L’auteur inscrit ce processus de crise économique (et humaine) dans un temps long (une trentaine d’années), revenant sur la stratégie économique américaine avec la suspension en 1971 par Nixon de la convertibilité du dollar en or, qui a conduit par la suite à ce que le dollar repose sur un système d’endettement colossal, où les dettes se transforment en lignes de crédit. Dénonçant avec brio les conséquences de l’initiative de Nixon au niveau du lien même qui unissait une monnaie avec sa réalité économique, il réserve cependant ses critiques les plus virulentes pour l’Europe et la France.

Se référant à de nombreuses reprises à un des pères fondateurs de l’Europe, Jean Monnet, il montre que l’Europe d’aujourd’hui n’est pas vraiment celle qui avait été imaginée dans les années 60. La crise a révélé au grand jour ses faiblesses, dont un manque manifeste d’intégration et de solidarité des Etats membres entre eux. Comme le rappelle à juste titre l’auteur, le mot même d’ « Europe » n’a plus le même sens en France, en Allemagne, en Pologne ou dans les derniers pays admis au sein de l’Union européenne. Le projet européen semble même à l’arrêt, l’absence de stratégie ne permettant pas de se sortir par le haut de la crise qui affecte durement certains Etats, dont la Grèce principalement. L’auteur critique l’intransigeance de l’Allemagne vis-à-vis de ses partenaires en difficulté, ce qui à moyen terme pourrait affecter l’unité européenne et renforcer les projets d’Europe à la carte, avec le problème de cohérence que l’on peut aisément imaginer.

Bien que se livrant à un réquisitoire très (trop ?) sévère à l’encontre de l’Europe, il ne tombe pas dans le piège de certains partis politiques qui souhaitent la sortie de l’Union européenne et le retour à des Etats-nations puissants. Tout en rappelant l’intérêt de l’Europe aujourd’hui, il estime que cette dernière est désormais un acteur de seconde zone, simple témoin ou spectateur du match que se livrent les Etats-Unis et la Chine au nom du capitalisme intégré.

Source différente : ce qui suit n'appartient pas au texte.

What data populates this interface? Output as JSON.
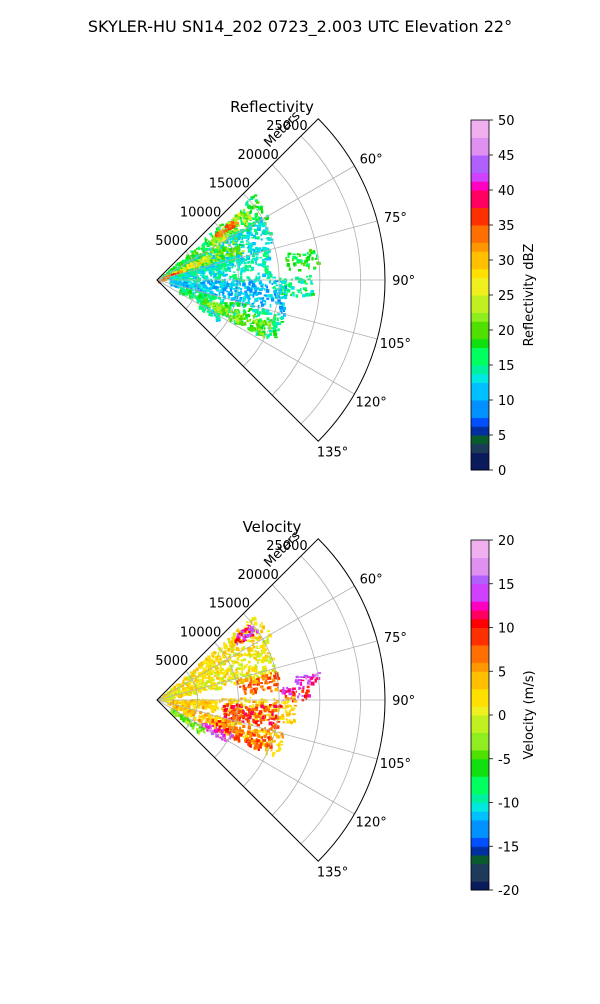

Les dernières parties, sur la France et le problème de ses élites jugées incompétentes et sur la dimension cybernétique qui s’implante chaque jour un peu plus dans nos sociétés, sont les moins convaincantes. On aurait aimé que l’auteur entre plus en détails dans la dénonciation des maux français qui nuisent au développement de la France, au lieu de se focaliser sur une analyse, intéressante certes, de la cartographie politique française. De même, on peut être déçu par la partie sur le monde cyber qui se met en place, l’auteur se contentant de lieux communs, alors qu’une critique puissante de l’association cyber & capitalisme pouvait être présentée, dans la continuité de la première partie du livre.

Néanmoins, l’ouvrage de François Meyronnis mérite amplement d’être lu et débattu. Très bien écrit, accessible à tous, précis dans ses mots sans alourdir son discours de références facilement consultables par ailleurs, « Proclamation sur la vraie crise mondiale » est le récit d’un monde en transition, d’un monde financiarisé à l’extrême et endetté, qui semble se diriger à une vitesse folle vers un chaos global. Le plus inquiétant à la lecture de ce livre, c’est que l’on ne voit guère comment éviter la route qui mène vers ce précipice. L’absence de politiques compétents et courageux, autres que ceux qui se réfugient derrière des institutions pour expliquer leur inaction, est une des raisons de la catastrophe à venir. On pourrait espérer la poursuite de ce remarquable essai par un autre sur les conséquences au niveau mondial de la faillite à venir. Peut-être cela ferait-il réagir les politiques, ou au moins les citoyens…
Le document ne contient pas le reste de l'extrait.